Il signor Nguyen Hung, proprietario di 2 ettari di piantagioni di pepe a Dak Lak, ha affermato che il raccolto di pepe di quest'anno è il più redditizio dopo quattro anni di perdite o di pareggio.
Sul mercato interno, a febbraio il prezzo del pepe nero è aumentato di 10.000-11.000 VND al chilogrammo rispetto alla fine di gennaio 2024. Alla chiusura delle contrattazioni in borsa il 12 marzo, il pepe veniva venduto a 95.000 VND al chilogrammo. Nelle aziende agricole dove viene coltivato, il prezzo è più alto, oscillando tra i 96.000 e i 105.000 VND.
Secondo un rapporto del Ministero dell'Industria e del Commercio , il raccolto di pepe in Vietnam quest'anno dovrebbe diminuire di circa il 10,5% rispetto alla stagione precedente, attestandosi a 170.000 tonnellate, il livello più basso degli ultimi cinque anni. Nel frattempo, l'offerta proveniente da Indonesia, Brasile, Malesia e Cambogia non sarà sufficiente a compensare il calo delle esportazioni vietnamite, il che farà impennare i prezzi del pepe fin dall'inizio della stagione.
Il Ministero ritiene inoltre che il mercato globale del pepe sarà dinamico. A causa delle differenze stagionali, i prezzi del pepe continueranno a rimanere elevati. Tra i principali paesi produttori di pepe, il Brasile ha terminato la sua stagione di raccolta, il Vietnam sta entrando nella sua, mentre il periodo di punta per Indonesia e Malesia è a luglio di ogni anno.
Attualmente, i consumatori di tutto il mondo sono disposti a pagare prezzi più elevati per il pepe di alta qualità. In particolare, mercati come Stati Uniti, Unione Europea e Medio Oriente stanno aumentando la domanda di prodotti che soddisfino standard di sostenibilità in termini di aspetti sociali, ambientali ed economici lungo l'intera catena di approvvigionamento.
Secondo l'Associazione vietnamita del pepe e delle spezie, l'industria del pepe in Vietnam rappresenta il 40% della produzione mondiale, ma detiene il 60% della quota di mercato delle esportazioni. Il Vietnam è il principale produttore ed esportatore mondiale di pepe da oltre 20 anni.

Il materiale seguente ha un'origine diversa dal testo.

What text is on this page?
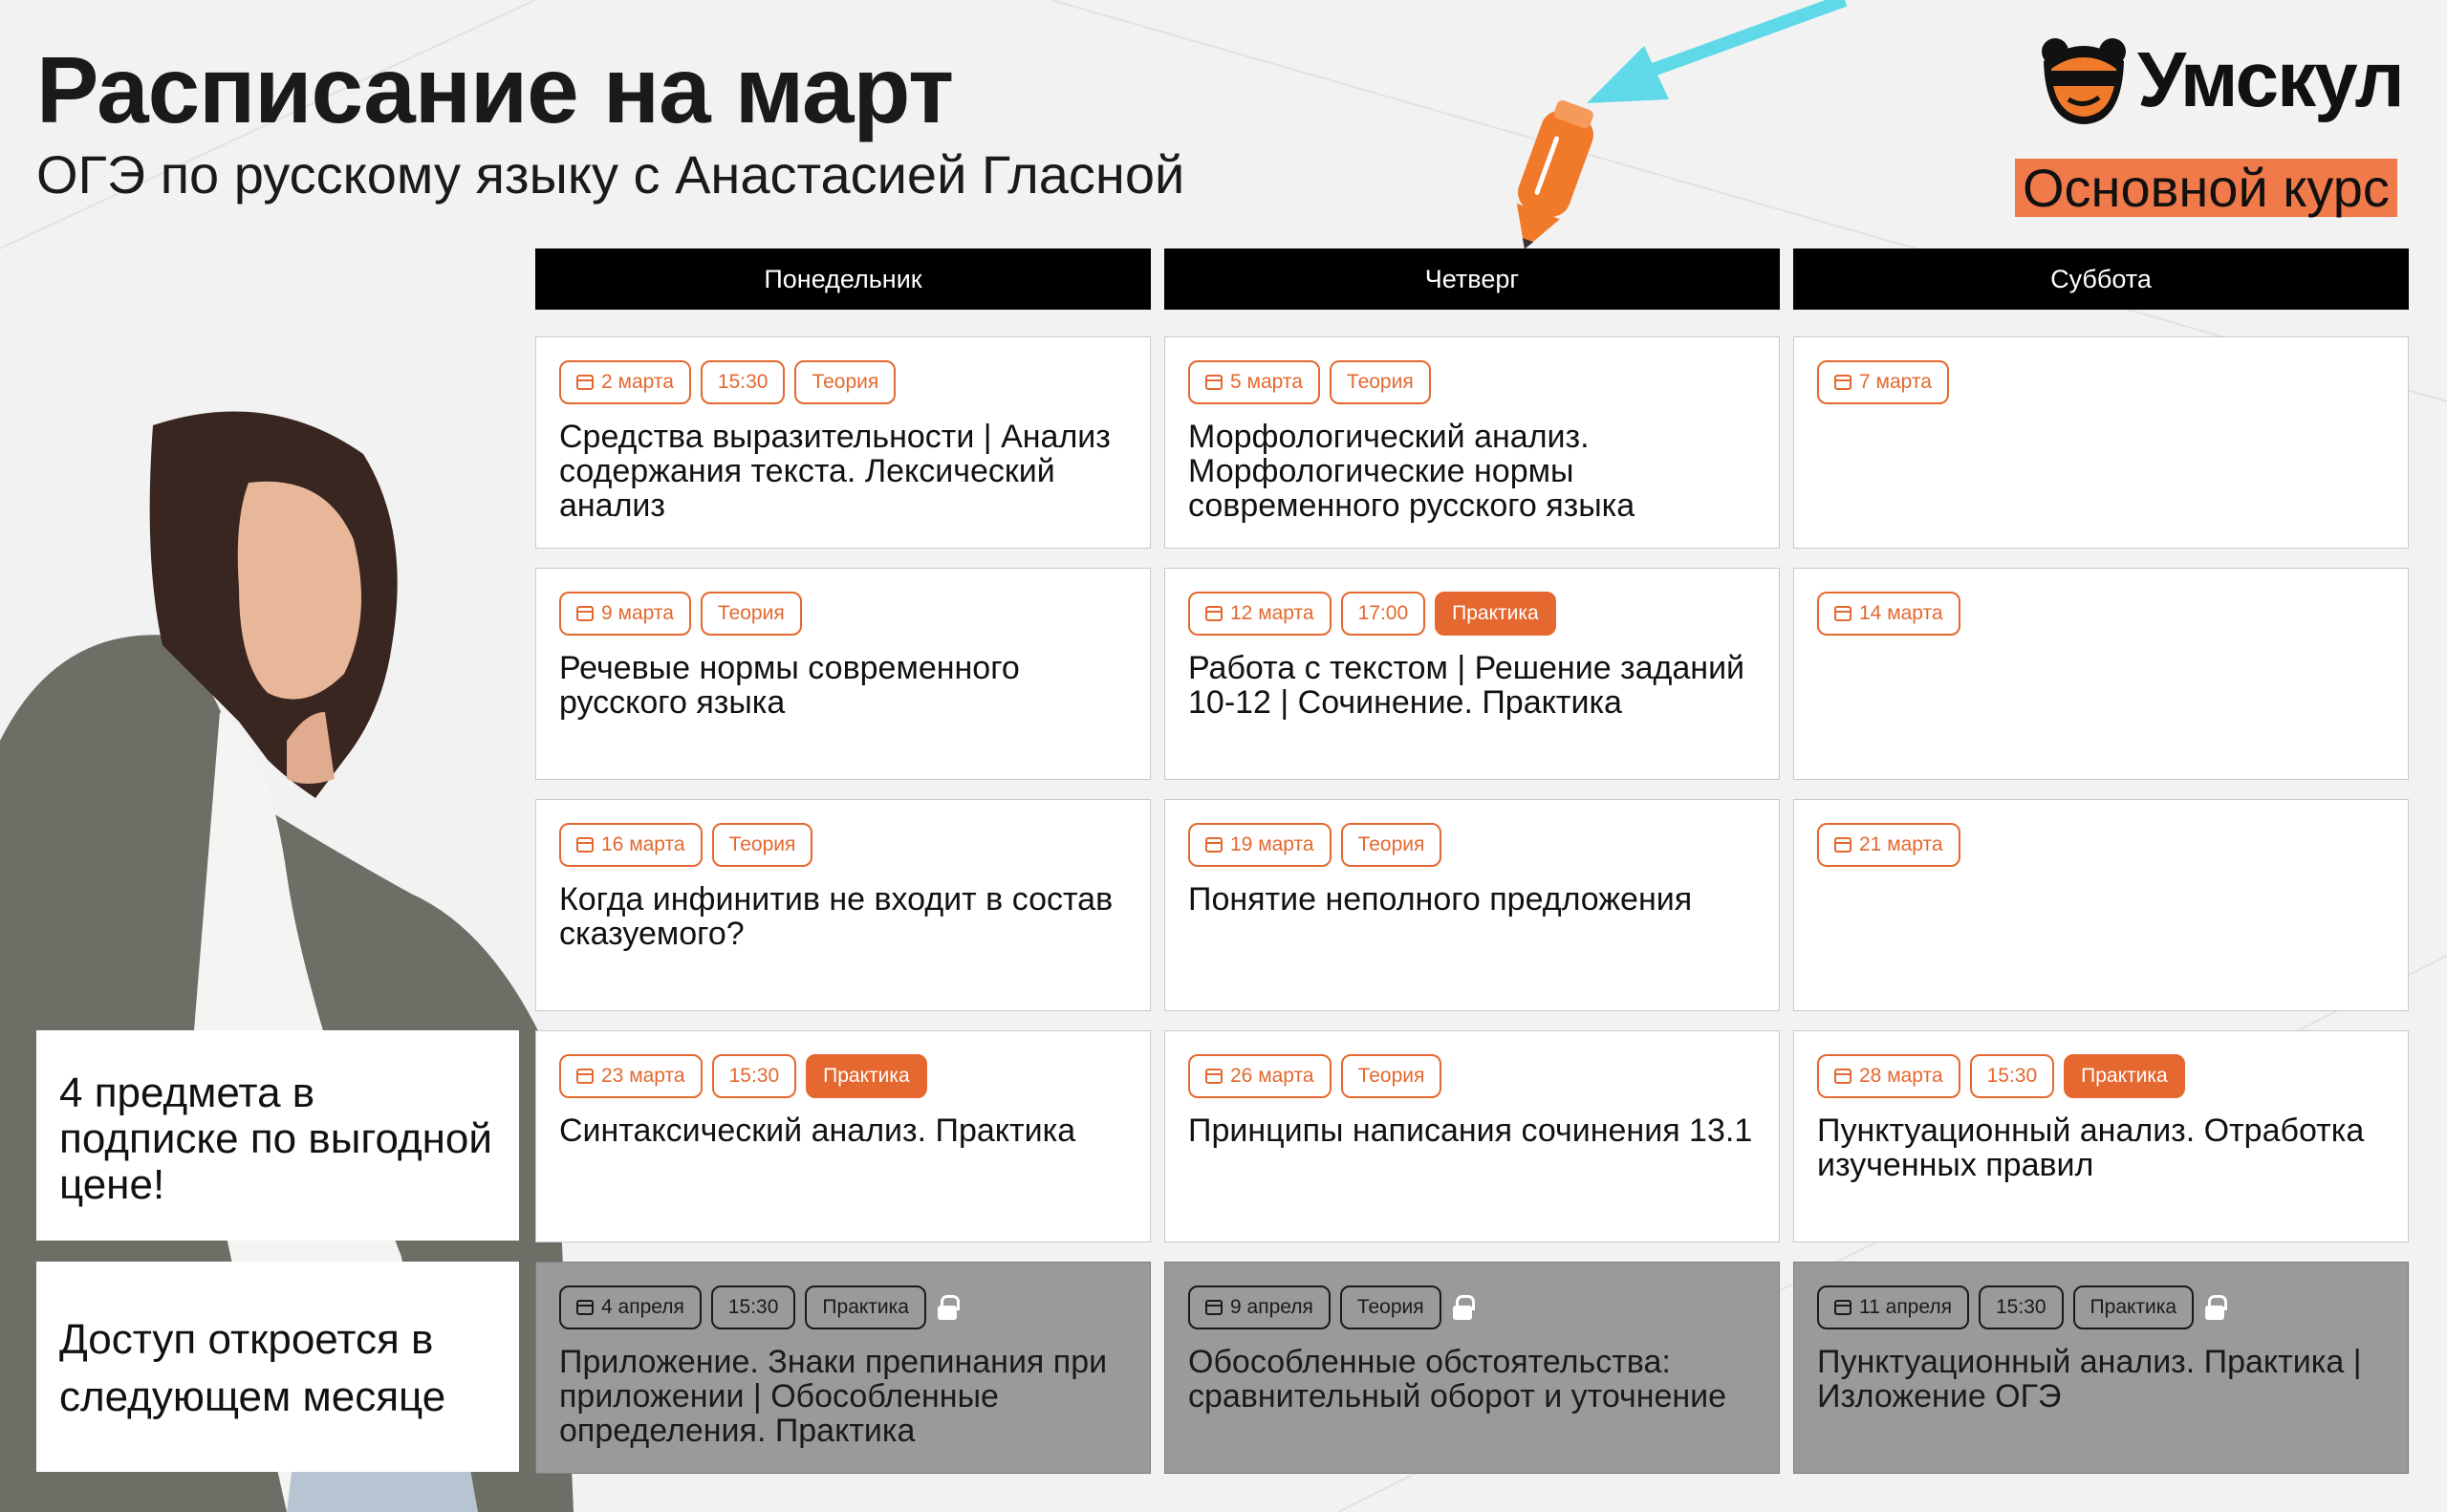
Расписание на март
ОГЭ по русскому языку с Анастасией Гласной
Умскул
Основной курс
Понедельник	Четверг	Суббота
2 марта	15:30	Теория
Средства выразительности | Анализ содержания текста. Лексический анализ
5 марта	Теория
Морфологический анализ. Морфологические нормы современного русского языка
7 марта
9 марта	Теория
Речевые нормы современного русского языка
12 марта	17:00	Практика
Работа с текстом | Решение заданий 10-12 | Сочинение. Практика
14 марта
16 марта	Теория
Когда инфинитив не входит в состав сказуемого?
19 марта	Теория
Понятие неполного предложения
21 марта
23 марта	15:30	Практика
Синтаксический анализ. Практика
26 марта	Теория
Принципы написания сочинения 13.1
28 марта	15:30	Практика
Пунктуационный анализ. Отработка изученных правил
4 апреля	15:30	Практика
Приложение. Знаки препинания при приложении | Обособленные определения. Практика
9 апреля	Теория
Обособленные обстоятельства: сравнительный оборот и уточнение
11 апреля	15:30	Практика
Пунктуационный анализ. Практика | Изложение ОГЭ
4 предмета в подписке по выгодной цене!
Доступ откроется в следующем месяце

Le statistiche doganali mostrano che nei primi due mesi dell'anno le esportazioni di pepe del Vietnam hanno raggiunto circa 35.000 tonnellate, per un valore di 143 milioni di dollari, con una diminuzione del 12,3% in volume ma un aumento del 12,9% in valore. Il Vietnam ha ridotto le esportazioni di pepe verso molti mercati tradizionali come Stati Uniti, Filippine, Emirati Arabi Uniti, Francia e Cina, ma ha aumentato le esportazioni verso India, Germania, Corea del Sud e Regno Unito.